FILE PHOTO: A nurse draws from a vial of Johnson & Johnson coronavirus disease (COVID-19) vaccine, in Los Angeles, California, U.S., March 25, 2021. REUTERS/Lucy Nicholson/File Photo
MANILA, Philippines — Food and Drug Administration (FDA) Director-General Eric Domingo hopes that a decision on the emergency use authorization (EUA) application of Johnson & Johnson’s COVID-19 vaccine can be made next week amid reports of blood clotting among those who have received it in the United States.
In an interview with INQUIRER.net’s INQside Look, Domingo said the national government’s vaccine expert panel was already scheduled to submit their recommendation on the vaccine on Wednesday. This was, however, delayed following reports on the effects of the J&J vaccines—including blood clots—in the United States.
“What they did was instead of giving the reports immediately, since nabalitan nila, they got more data na rin on this phenomenon that is being observed in the US and is now going to be included in their deliberations,” Domingo said.
Asked for a timeline on the decision on the EUA application, Domingo said: “I want it to be done by next week.”
“For these applications from companies that already have an EUA from a stringent regulatory authority like US, EU [European Union], at WHO [World Health Organization], alam kasi naman natin, kumpleto naman na ‘yung requirements diyan [as we all know, requirements for that are already complete],” Domingo said.
“I think they applied March 31, so they are on their 14th or 15th day, I want it to be done by next week,” he added.
No huge effect
The US and South Africa temporarily suspended the administration of the Janssen COVID-19 jab amid reported blood clots among recipients. J&J has also delayed the rollout of its vaccine in Europe.
J&J earlier said it is aware of an “extremely rare disorder involving people with blood clots in combination with low platelets in a small number of individuals who have received [its] COVID-19 vaccine.”
It added that the US Centers for Disease Control and FDA are reviewing data involving six reported US cases out of more than 6.8 million vaccine doses that were administered.
Despite this, Domingo believes the reported blood clots would not have a “huge effect” on J&J’s EUA application.
“It will affect [the EUA application] in a way na siguro, magkakaroon—possibly that you might have to put some condition to the EUA. Hindi malaki ‘yung effect kasi the events are very, very rare,” Domingo said.
(It will affect the EUA application in a way probably there will be —possibly that you might have to put some condition to the EUA. The effect is not that huge because the events are very, very rare.)
“One in a million.
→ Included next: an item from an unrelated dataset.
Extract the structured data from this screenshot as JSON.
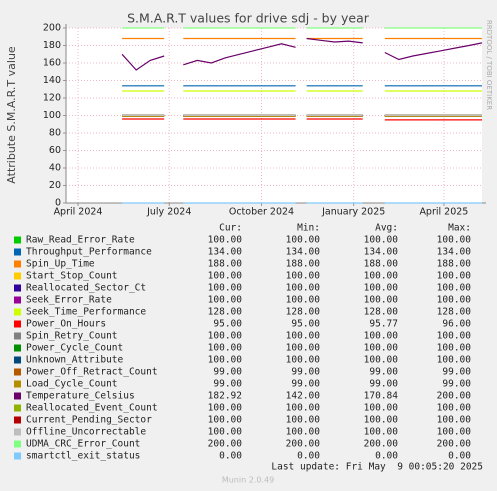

Imagine mo naman na yung one in a million [Imagine how many is one in a million], always the benefit will outweigh the risks if you are vaccinating one million people against COVID which is really devastating and is making a lot of people sick and killing people,” he added.
However, Domingo said since the manufacturer has already recognized that there could be effects following vaccination, some safeguards and condition may be put in place.